Come ho detto, la responsabilità sociale permea tutta l’azienda, e sempre di più tutta la filiera. Non è solo un discorso legato ai consumatori, che nel caso di una B2B può fermarsi a un’altra industria piuttosto che essere esteso al consumatore finale, è un discorso legato alla catena di fornitura, ai prospect, alle comunità, a chi lavora per un’azienda e a chi considera di poterlo fare in futuro. È un concetto di prospettiva e di punti di vista. È chiaro che così come per gli investitori, la visione di un cliente è assolutamente fondamentale, anche perché la sostenibilità rappresenta un’opportunità di business: uno degli aspetti legati al nostro settore è rappresentato, ad esempio, dall’applicazione del Life cycle assessment alle varie tipologie di cavi, monitorando gli impatti ambientali della vita intera del prodotto e rispondendo in questo modo alle esigenze di clienti come le utility, che interrando o immergendo cavi sott’acqua hanno la necessità di gestire un prodotto ecosostenibile. Mi piace però notare come in questa partita il cliente non sia il driver principale, o la conditio sine qua non per innescare determinati processi. La sostenibilità è un tavolo al quale siamo seduti tutti, le aziende e i loro stakeholder, ma soprattutto noi individui in prima persona. E affrontarla responsabilmente, dalla più piccola azione personale al più complesso dei processi industriali, è l’unica strada percorribile.

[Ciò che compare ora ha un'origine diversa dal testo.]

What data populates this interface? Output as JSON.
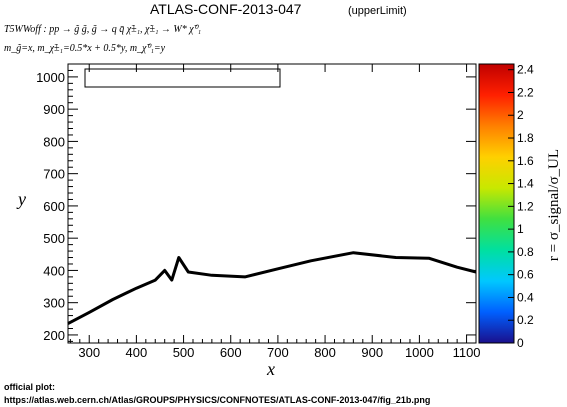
{
  "header": {
    "title": "ATLAS-CONF-2013-047",
    "subtitle": "(upperLimit)",
    "process": "T5WWoff : pp → g̃ g̃, g̃ → q q̄ χ̃±₁, χ̃±₁ → W* χ̃⁰₁",
    "mass_relation": "m_g̃=x, m_χ̃±₁=0.5*x + 0.5*y, m_χ̃⁰₁=y"
  },
  "footer": {
    "label": "official plot:",
    "url": "https://atlas.web.cern.ch/Atlas/GROUPS/PHYSICS/CONFNOTES/ATLAS-CONF-2013-047/fig_21b.png"
  },
  "colors": {
    "curve": "#000000",
    "axes": "#000000",
    "palette": [
      "#1a0f8c",
      "#0060ff",
      "#00c8ff",
      "#00e0a0",
      "#40e040",
      "#c8e800",
      "#ffd000",
      "#ff8000",
      "#ff2000",
      "#c00000"
    ]
  },
  "chart_data": {
    "type": "line",
    "title": "ATLAS-CONF-2013-047",
    "xlabel": "x",
    "ylabel": "y",
    "xlim": [
      255,
      1120
    ],
    "ylim": [
      175,
      1040
    ],
    "x_ticks": [
      300,
      400,
      500,
      600,
      700,
      800,
      900,
      1000,
      1100
    ],
    "y_ticks": [
      200,
      300,
      400,
      500,
      600,
      700,
      800,
      900,
      1000
    ],
    "legend_placement": "top-left (empty box)",
    "series": [
      {
        "x": [
          255,
          300,
          350,
          400,
          440,
          460,
          475,
          490,
          510,
          560,
          630,
          700,
          770,
          860,
          950,
          1020,
          1080,
          1120
        ],
        "y": [
          235,
          270,
          310,
          345,
          370,
          400,
          370,
          440,
          395,
          385,
          380,
          405,
          430,
          455,
          440,
          438,
          410,
          395
        ]
      }
    ],
    "colorbar": {
      "label": "r = σ_signal/σ_UL",
      "range": [
        0,
        2.45
      ],
      "ticks": [
        0,
        0.2,
        0.4,
        0.6,
        0.8,
        1,
        1.2,
        1.4,
        1.6,
        1.8,
        2,
        2.2,
        2.4
      ]
    }
  }
}
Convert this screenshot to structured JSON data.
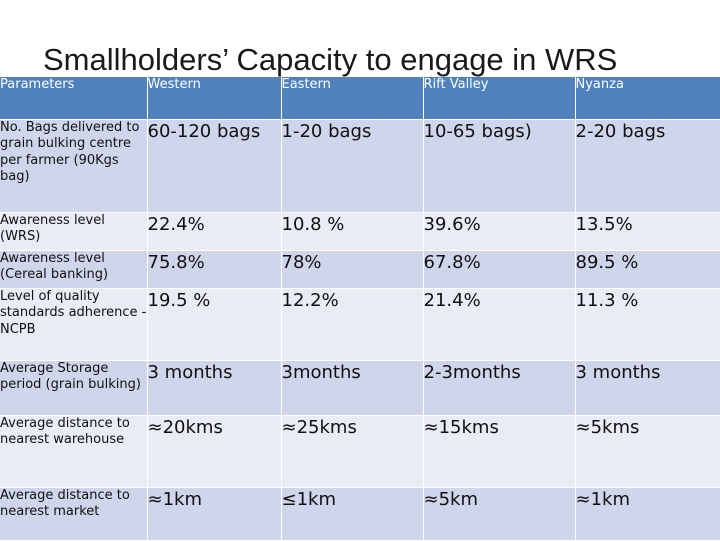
{
  "title": "Smallholders’ Capacity to engage in WRS",
  "headers": [
    "Parameters",
    "Western",
    "Eastern",
    "Rift Valley",
    "Nyanza"
  ],
  "rows": [
    {
      "label": "No. Bags delivered to grain bulking centre per farmer (90Kgs bag)",
      "values": [
        "60-120 bags",
        "1-20 bags",
        "10-65 bags)",
        "2-20 bags"
      ]
    },
    {
      "label": "Awareness level (WRS)",
      "values": [
        "22.4%",
        "10.8 %",
        "39.6%",
        "13.5%"
      ]
    },
    {
      "label": "Awareness level (Cereal banking)",
      "values": [
        "75.8%",
        "78%",
        "67.8%",
        "89.5 %"
      ]
    },
    {
      "label": "Level of quality standards adherence -NCPB",
      "values": [
        "19.5 %",
        "12.2%",
        "21.4%",
        "11.3 %"
      ]
    },
    {
      "label": "Average Storage period (grain bulking)",
      "values": [
        "3 months",
        "3months",
        "2-3months",
        "3 months"
      ]
    },
    {
      "label": "Average distance to nearest warehouse",
      "values": [
        "≈20kms",
        "≈25kms",
        "≈15kms",
        "≈5kms"
      ]
    },
    {
      "label": "Average distance to nearest market",
      "values": [
        "≈1km",
        "≤1km",
        "≈5km",
        "≈1km"
      ]
    }
  ]
}
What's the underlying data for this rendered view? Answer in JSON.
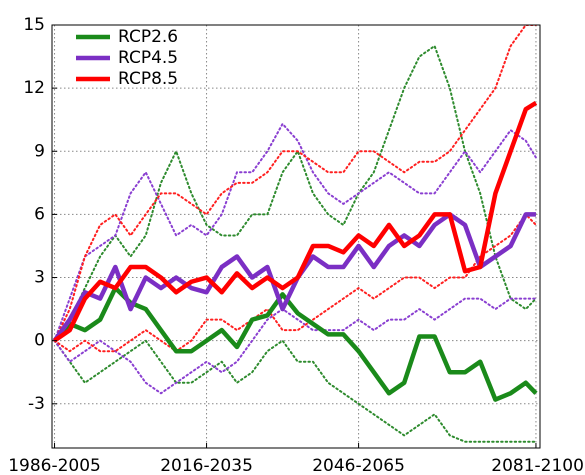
{
  "chart_data": {
    "type": "line",
    "x": [
      1986,
      1989,
      1992,
      1995,
      1998,
      2001,
      2004,
      2007,
      2010,
      2013,
      2016,
      2019,
      2022,
      2025,
      2028,
      2031,
      2034,
      2037,
      2040,
      2043,
      2046,
      2049,
      2052,
      2055,
      2058,
      2061,
      2064,
      2067,
      2070,
      2073,
      2076,
      2079,
      2081
    ],
    "xlim": [
      1985.5,
      2081.8
    ],
    "xticks": [
      {
        "value": 1986,
        "label": "1986-2005"
      },
      {
        "value": 2016,
        "label": "2016-2035"
      },
      {
        "value": 2046,
        "label": "2046-2065"
      },
      {
        "value": 2081,
        "label": "2081-2100"
      }
    ],
    "ylim": [
      -5.1,
      15
    ],
    "yticks": [
      -3,
      0,
      3,
      6,
      9,
      12,
      15
    ],
    "grid": true,
    "legend": "upper-left",
    "series": [
      {
        "color": "#2e8b2e",
        "linestyle": "dotted",
        "values": [
          0,
          1,
          2.5,
          4,
          5,
          4,
          5,
          7.5,
          9,
          7,
          5.5,
          5,
          5,
          6,
          6,
          8,
          9,
          7,
          6,
          5.5,
          7,
          8,
          10,
          12,
          13.5,
          14,
          12,
          9,
          7,
          4,
          2,
          1.5,
          2
        ]
      },
      {
        "color": "#2e8b2e",
        "linestyle": "dotted",
        "values": [
          0,
          -1,
          -2,
          -1.5,
          -1,
          -0.5,
          0,
          -1,
          -2,
          -2,
          -1.5,
          -1,
          -2,
          -1.5,
          -0.5,
          0,
          -1,
          -1,
          -2,
          -2.5,
          -3,
          -3.5,
          -4,
          -4.5,
          -4,
          -3.5,
          -4.5,
          -4.8,
          -4.8,
          -4.8,
          -4.8,
          -4.8,
          -4.8
        ]
      },
      {
        "color": "#8a3fd1",
        "linestyle": "dotted",
        "values": [
          0,
          2,
          4,
          4.5,
          5,
          7,
          8,
          6.5,
          5,
          5.5,
          5,
          6,
          8,
          8,
          9,
          10.3,
          9.5,
          8,
          7,
          6.5,
          7,
          7.5,
          8,
          7.5,
          7,
          7,
          8,
          9,
          8,
          9,
          10,
          9.5,
          8.7
        ]
      },
      {
        "color": "#8a3fd1",
        "linestyle": "dotted",
        "values": [
          0,
          -1,
          -0.5,
          0,
          -0.5,
          -1,
          -2,
          -2.5,
          -2,
          -1.5,
          -1,
          -1.5,
          -1,
          0,
          1,
          1.5,
          1,
          0.5,
          0.5,
          0.5,
          1,
          0.5,
          1,
          1,
          1.5,
          1,
          1.5,
          2,
          2,
          1.5,
          2,
          2,
          2
        ]
      },
      {
        "color": "#ff2020",
        "linestyle": "dotted",
        "values": [
          0,
          1.5,
          4,
          5.5,
          6,
          5,
          6,
          7,
          7,
          6.5,
          6,
          7,
          7.5,
          7.5,
          8,
          9,
          9,
          8.5,
          8,
          8,
          9,
          9,
          8.5,
          8,
          8.5,
          8.5,
          9,
          10,
          11,
          12,
          14,
          15,
          15
        ]
      },
      {
        "color": "#ff2020",
        "linestyle": "dotted",
        "values": [
          0,
          -0.5,
          0,
          -0.5,
          -0.5,
          0,
          0.5,
          0,
          -0.5,
          0,
          1,
          1,
          0.5,
          1,
          1.5,
          0.5,
          0.5,
          1,
          1.5,
          2,
          2.5,
          2,
          2.5,
          3,
          3,
          2.5,
          3,
          3,
          4,
          4.5,
          5,
          6,
          5.5
        ]
      },
      {
        "name": "RCP2.6",
        "color": "#1a8a1a",
        "linestyle": "solid",
        "values": [
          0,
          0.8,
          0.5,
          1.0,
          2.5,
          1.8,
          1.5,
          0.5,
          -0.5,
          -0.5,
          0,
          0.5,
          -0.3,
          1.0,
          1.2,
          2.2,
          1.3,
          0.8,
          0.3,
          0.3,
          -0.5,
          -1.5,
          -2.5,
          -2.0,
          0.2,
          0.2,
          -1.5,
          -1.5,
          -1.0,
          -2.8,
          -2.5,
          -2.0,
          -2.5
        ]
      },
      {
        "name": "RCP4.5",
        "color": "#7b2fc4",
        "linestyle": "solid",
        "values": [
          0,
          1.0,
          2.3,
          2.0,
          3.5,
          1.5,
          3.0,
          2.5,
          3.0,
          2.5,
          2.3,
          3.5,
          4.0,
          3.0,
          3.5,
          1.5,
          3.0,
          4.0,
          3.5,
          3.5,
          4.5,
          3.5,
          4.5,
          5.0,
          4.5,
          5.5,
          6.0,
          5.5,
          3.5,
          4.0,
          4.5,
          6.0,
          6.0
        ]
      },
      {
        "name": "RCP8.5",
        "color": "#ff0000",
        "linestyle": "solid",
        "values": [
          0,
          0.5,
          2.0,
          2.8,
          2.5,
          3.5,
          3.5,
          3.0,
          2.3,
          2.8,
          3.0,
          2.3,
          3.2,
          2.5,
          3.0,
          2.5,
          3.0,
          4.5,
          4.5,
          4.2,
          5.0,
          4.5,
          5.5,
          4.5,
          5.0,
          6.0,
          6.0,
          3.3,
          3.5,
          7.0,
          9.0,
          11.0,
          11.3
        ]
      }
    ]
  }
}
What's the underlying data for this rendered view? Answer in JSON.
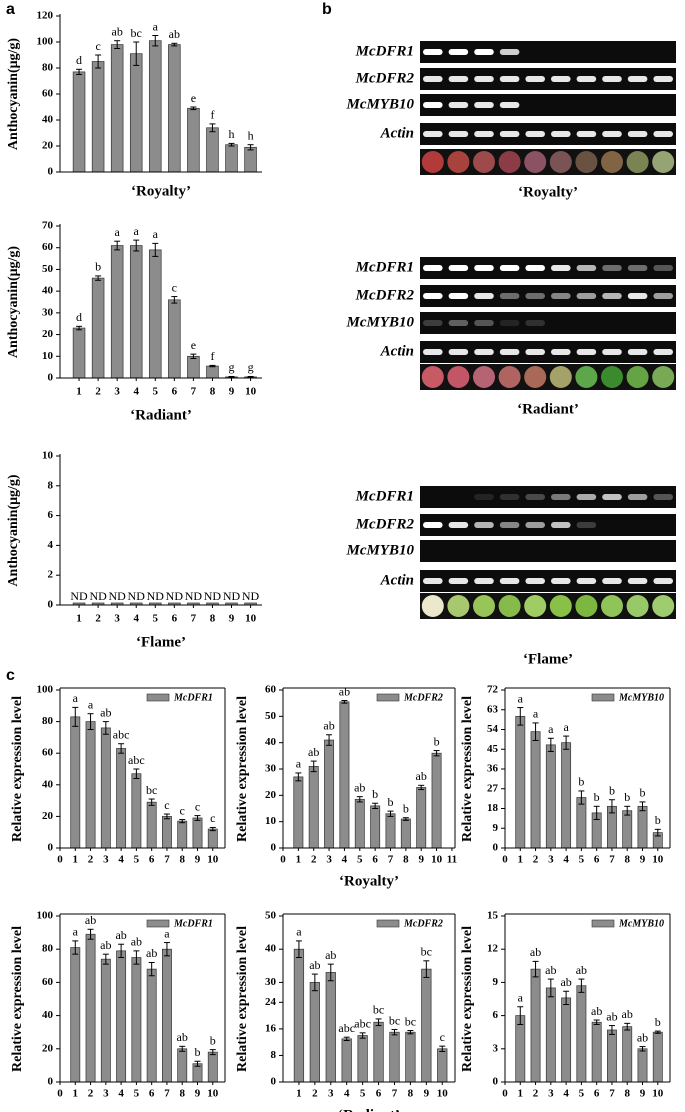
{
  "panel_labels": [
    "a",
    "b",
    "c"
  ],
  "chart_data": [
    {
      "type": "bar",
      "ylabel": "Anthocyanin(μg/g)",
      "xlabel": "‘Royalty’",
      "ylim": [
        0,
        120
      ],
      "yticks": [
        0,
        20,
        40,
        60,
        80,
        100,
        120
      ],
      "values": [
        77,
        85,
        98,
        91,
        101,
        98,
        49,
        34,
        21,
        19
      ],
      "errors": [
        2,
        5,
        3,
        9,
        4,
        1,
        1,
        3,
        1,
        2
      ],
      "annotations": [
        "d",
        "c",
        "ab",
        "bc",
        "a",
        "ab",
        "e",
        "f",
        "h",
        "h"
      ],
      "color": "#8c8c8c"
    },
    {
      "type": "bar",
      "ylabel": "Anthocyanin(μg/g)",
      "xlabel": "‘Radiant’",
      "ylim": [
        0,
        70
      ],
      "yticks": [
        0,
        10,
        20,
        30,
        40,
        50,
        60,
        70
      ],
      "categories": [
        "1",
        "2",
        "3",
        "4",
        "5",
        "6",
        "7",
        "8",
        "9",
        "10"
      ],
      "values": [
        23,
        46,
        61,
        61,
        59,
        36,
        10,
        5.5,
        0.5,
        0.5
      ],
      "errors": [
        0.8,
        1,
        2,
        2.5,
        3,
        1.5,
        1,
        0.3,
        0.2,
        0.2
      ],
      "annotations": [
        "d",
        "b",
        "a",
        "a",
        "a",
        "c",
        "e",
        "f",
        "g",
        "g"
      ],
      "color": "#8c8c8c"
    },
    {
      "type": "bar",
      "ylabel": "Anthocyanin(μg/g)",
      "xlabel": "‘Flame’",
      "ylim": [
        0,
        10
      ],
      "yticks": [
        0,
        2,
        4,
        6,
        8,
        10
      ],
      "categories": [
        "1",
        "2",
        "3",
        "4",
        "5",
        "6",
        "7",
        "8",
        "9",
        "10"
      ],
      "values": [
        0,
        0,
        0,
        0,
        0,
        0,
        0,
        0,
        0,
        0
      ],
      "annotations": [
        "ND",
        "ND",
        "ND",
        "ND",
        "ND",
        "ND",
        "ND",
        "ND",
        "ND",
        "ND"
      ],
      "color": "#8c8c8c"
    },
    {
      "type": "bar",
      "ylabel": "Relative expression level",
      "ylim": [
        0,
        100
      ],
      "yticks": [
        0,
        20,
        40,
        60,
        80,
        100
      ],
      "xlim": [
        0,
        10.8
      ],
      "xticks": [
        0,
        1,
        2,
        3,
        4,
        5,
        6,
        7,
        8,
        9,
        10
      ],
      "x": [
        1,
        2,
        3,
        4,
        5,
        6,
        7,
        8,
        9,
        10
      ],
      "series": [
        {
          "name": "McDFR1",
          "color": "#8c8c8c",
          "values": [
            83,
            80,
            76,
            63,
            47,
            29,
            20,
            17,
            19,
            12
          ]
        }
      ],
      "errors": [
        6,
        5,
        4,
        3,
        3,
        2,
        1.5,
        1,
        1.5,
        1
      ],
      "annotations": [
        "a",
        "a",
        "ab",
        "abc",
        "abc",
        "bc",
        "c",
        "c",
        "c",
        "c"
      ]
    },
    {
      "type": "bar",
      "ylabel": "Relative expression level",
      "xlabel": "‘Royalty’",
      "ylim": [
        0,
        60
      ],
      "yticks": [
        0,
        10,
        20,
        30,
        40,
        50,
        60
      ],
      "xlim": [
        0,
        11.2
      ],
      "xticks": [
        0,
        1,
        2,
        3,
        4,
        5,
        6,
        7,
        8,
        9,
        10,
        11
      ],
      "x": [
        1,
        2,
        3,
        4,
        5,
        6,
        7,
        8,
        9,
        10
      ],
      "series": [
        {
          "name": "McDFR2",
          "color": "#8c8c8c",
          "values": [
            27,
            31,
            41,
            55.5,
            18.5,
            16,
            13,
            11,
            23,
            36
          ]
        }
      ],
      "errors": [
        1.5,
        2,
        2,
        0.5,
        1,
        1,
        1,
        0.5,
        0.8,
        1
      ],
      "annotations": [
        "a",
        "ab",
        "ab",
        "ab",
        "ab",
        "b",
        "b",
        "b",
        "ab",
        "b"
      ]
    },
    {
      "type": "bar",
      "ylabel": "Relative expression level",
      "ylim": [
        0,
        72
      ],
      "yticks": [
        0,
        9,
        18,
        27,
        36,
        45,
        54,
        63,
        72
      ],
      "xlim": [
        0,
        10.8
      ],
      "xticks": [
        0,
        1,
        2,
        3,
        4,
        5,
        6,
        7,
        8,
        9,
        10
      ],
      "x": [
        1,
        2,
        3,
        4,
        5,
        6,
        7,
        8,
        9,
        10
      ],
      "series": [
        {
          "name": "McMYB10",
          "color": "#8c8c8c",
          "values": [
            60,
            53,
            47,
            48,
            23,
            16,
            19,
            17,
            19,
            7
          ]
        }
      ],
      "errors": [
        4,
        4,
        3,
        3,
        3,
        3,
        3,
        2,
        2,
        1.5
      ],
      "annotations": [
        "a",
        "a",
        "a",
        "a",
        "b",
        "b",
        "b",
        "b",
        "b",
        "b"
      ]
    },
    {
      "type": "bar",
      "ylabel": "Relative expression level",
      "ylim": [
        0,
        100
      ],
      "yticks": [
        0,
        20,
        40,
        60,
        80,
        100
      ],
      "xlim": [
        0,
        10.8
      ],
      "xticks": [
        0,
        1,
        2,
        3,
        4,
        5,
        6,
        7,
        8,
        9,
        10
      ],
      "x": [
        1,
        2,
        3,
        4,
        5,
        6,
        7,
        8,
        9,
        10
      ],
      "series": [
        {
          "name": "McDFR1",
          "color": "#8c8c8c",
          "values": [
            81,
            89,
            74,
            79,
            75,
            68,
            80,
            20,
            11,
            18
          ]
        }
      ],
      "errors": [
        4,
        3,
        3,
        4,
        4,
        4,
        4,
        1.5,
        1.5,
        1.5
      ],
      "annotations": [
        "a",
        "ab",
        "ab",
        "ab",
        "ab",
        "ab",
        "a",
        "ab",
        "b",
        "b"
      ]
    },
    {
      "type": "bar",
      "ylabel": "Relative expression level",
      "xlabel": "‘Radiant’",
      "ylim": [
        0,
        50
      ],
      "yticks": [
        0,
        8,
        16,
        24,
        30,
        40,
        50
      ],
      "xlim": [
        0,
        10.8
      ],
      "xticks": [
        1,
        2,
        3,
        4,
        5,
        6,
        7,
        8,
        9,
        10
      ],
      "x": [
        1,
        2,
        3,
        4,
        5,
        6,
        7,
        8,
        9,
        10
      ],
      "series": [
        {
          "name": "McDFR2",
          "color": "#8c8c8c",
          "values": [
            40,
            30,
            33,
            13,
            14,
            18,
            15,
            15,
            34,
            10
          ]
        }
      ],
      "errors": [
        2.5,
        2.5,
        2.5,
        0.5,
        0.8,
        1,
        0.8,
        0.5,
        2.5,
        0.8
      ],
      "annotations": [
        "a",
        "ab",
        "ab",
        "abc",
        "abc",
        "bc",
        "bc",
        "bc",
        "bc",
        "c"
      ]
    },
    {
      "type": "bar",
      "ylabel": "Relative expression level",
      "ylim": [
        0,
        15
      ],
      "yticks": [
        0,
        3,
        6,
        9,
        12,
        15
      ],
      "xlim": [
        0,
        10.8
      ],
      "xticks": [
        0,
        1,
        2,
        3,
        4,
        5,
        6,
        7,
        8,
        9,
        10
      ],
      "x": [
        1,
        2,
        3,
        4,
        5,
        6,
        7,
        8,
        9,
        10
      ],
      "series": [
        {
          "name": "McMYB10",
          "color": "#8c8c8c",
          "values": [
            6,
            10.2,
            8.5,
            7.6,
            8.7,
            5.4,
            4.7,
            5,
            3,
            4.5
          ]
        }
      ],
      "errors": [
        0.8,
        0.7,
        0.8,
        0.6,
        0.6,
        0.2,
        0.4,
        0.3,
        0.2,
        0.1
      ],
      "annotations": [
        "a",
        "ab",
        "ab",
        "ab",
        "ab",
        "ab",
        "ab",
        "ab",
        "ab",
        "b"
      ]
    }
  ],
  "gels": [
    {
      "title": "‘Royalty’",
      "rows": [
        "McDFR1",
        "McDFR2",
        "McMYB10",
        "Actin"
      ]
    },
    {
      "title": "‘Radiant’",
      "rows": [
        "McDFR1",
        "McDFR2",
        "McMYB10",
        "Actin"
      ]
    },
    {
      "title": "‘Flame’",
      "rows": [
        "McDFR1",
        "McDFR2",
        "McMYB10",
        "Actin"
      ]
    }
  ]
}
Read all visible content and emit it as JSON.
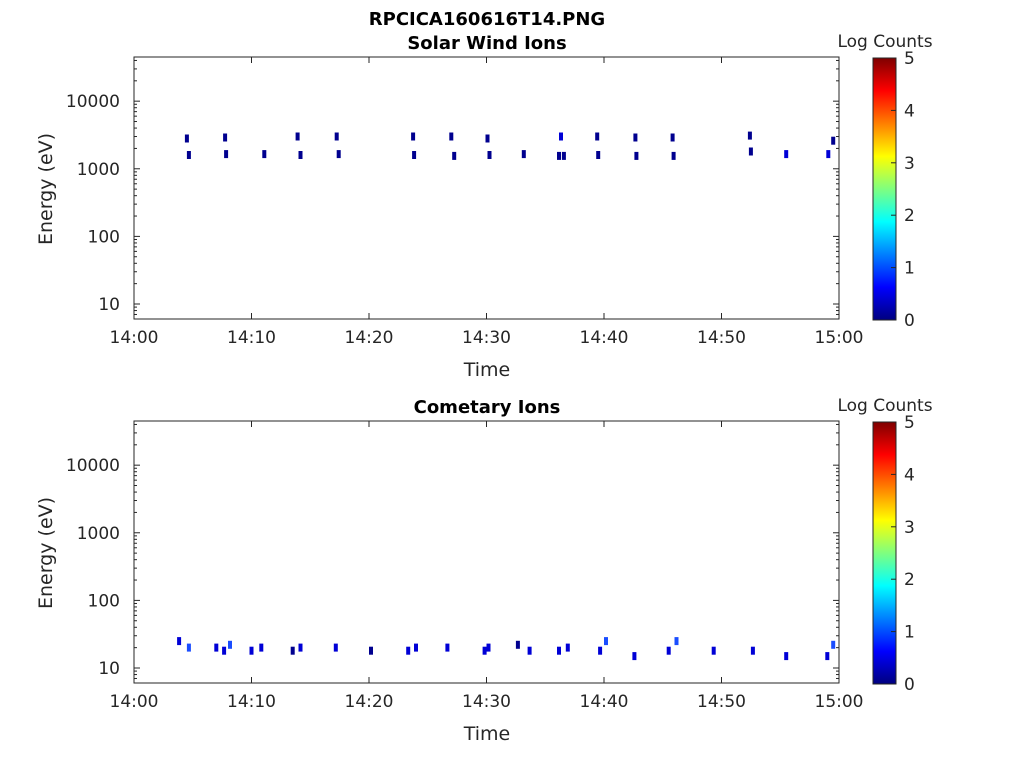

Quale integrazione ha sviluppato l’azienda nel reporting delle variabili non financial (capitale umano, intellettuale, sociale e territoriale)?

A oggi, la sostenibilità è un elemento che si integra completamente con tutte le funzioni aziendali e coinvolge diversi aspetti del business. Per Prysmian essere sostenibili significa esserlo a 360 gradi coinvolgendo maggiormente i diversi aspetti del business in materia di sostenibilità e inserendo all’interno del proprio reporting variabili non finanziarie collegate ai diversi capitali aziendali. I benefici di un approccio sostenibile si possono misurare sia in termini ambientali sia in termini di benefici per i dipendenti, per la comunità e il territorio così come per lo sviluppo aziendale. Questa interconnessione ci permette di valutare al meglio i nostri rischi e opportunità legati alle performance non finanziarie e di orientarci sempre più verso una vera e propria strategia di sostenibilità.